Enjoying the dark, knowing the dark

I enjoyed our family's small participation in Earth Hour on Saturday night. When 8:25 rolled around and our kitchen timer went off as a reminder, I realized I hadn't replaced our stubby dining room candles with fresh ones or located other ones that could help us out for the hour without electric lights. It was probably 8:35 by the time I was candle-ready, turned out the lights, and started to settle into the candlelit darkness (albeit with book and flashlight for part of the time).
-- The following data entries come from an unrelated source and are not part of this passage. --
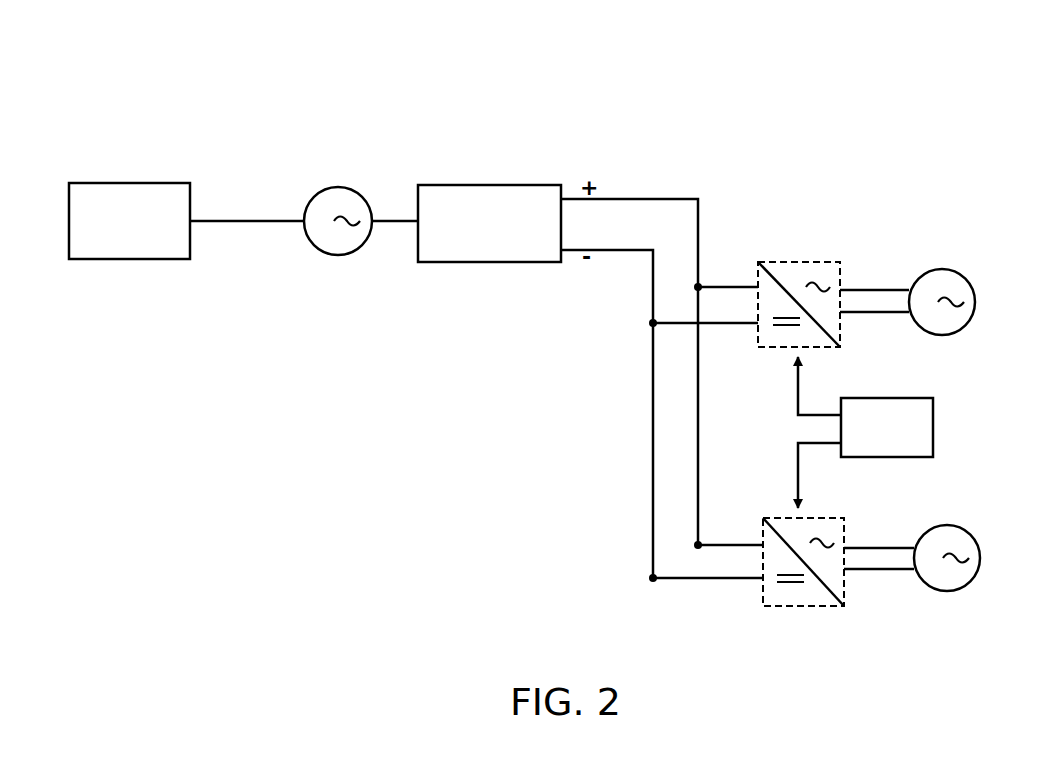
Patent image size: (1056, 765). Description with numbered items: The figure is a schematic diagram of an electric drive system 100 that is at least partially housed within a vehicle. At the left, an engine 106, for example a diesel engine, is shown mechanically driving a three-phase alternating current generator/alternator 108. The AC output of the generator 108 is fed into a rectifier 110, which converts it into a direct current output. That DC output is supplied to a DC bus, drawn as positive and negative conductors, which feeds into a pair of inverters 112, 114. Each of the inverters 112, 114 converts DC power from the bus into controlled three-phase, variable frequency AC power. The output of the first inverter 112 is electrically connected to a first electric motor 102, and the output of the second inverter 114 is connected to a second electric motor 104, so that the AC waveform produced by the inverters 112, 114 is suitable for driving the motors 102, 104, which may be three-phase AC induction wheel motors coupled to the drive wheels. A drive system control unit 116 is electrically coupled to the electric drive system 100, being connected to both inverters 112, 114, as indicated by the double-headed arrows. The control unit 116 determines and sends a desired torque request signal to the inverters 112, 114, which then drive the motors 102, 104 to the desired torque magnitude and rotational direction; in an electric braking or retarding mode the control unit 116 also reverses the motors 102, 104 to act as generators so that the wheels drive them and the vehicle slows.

The electric drive system 100 is at (733, 97).
The electric motor 102 is at (942, 268).
The electric motor 104 is at (945, 592).
The engine 106 is at (129, 179).
The three-phase alternating current generator/alternator 108 is at (336, 192).
The rectifier 110 is at (486, 187).
The inverter 112 is at (805, 262).
The inverter 114 is at (803, 608).
The drive system control unit 116 is at (933, 425).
I always enjoy these voluntary tastes of darkness, and even sometimes the involuntary power outage ones. They somehow only reinforce the sense that we human animals would benefit from tasting of "real darkness" more often. The absence of electric glare has a calming, quieting effect. Once more I found myself way more relaxed than I would have been after an hour of more "electrified" activities. (Which is not to say that I'm ready to give up electricity altogether. But maybe less?)

This morning I remembered a lovely poem, "To Know the Dark," by Wendell Berry, about getting to know the darkness outside. Here it is (though I can't vouch for the line breaks, or even that this is the whole of it):

To Know the Dark

To go in the dark with a light
is to know the light.
To know the dark, go dark.
Go without sight,
and find that the dark, too, blooms and sings
and is travelled by dark feet and dark wings.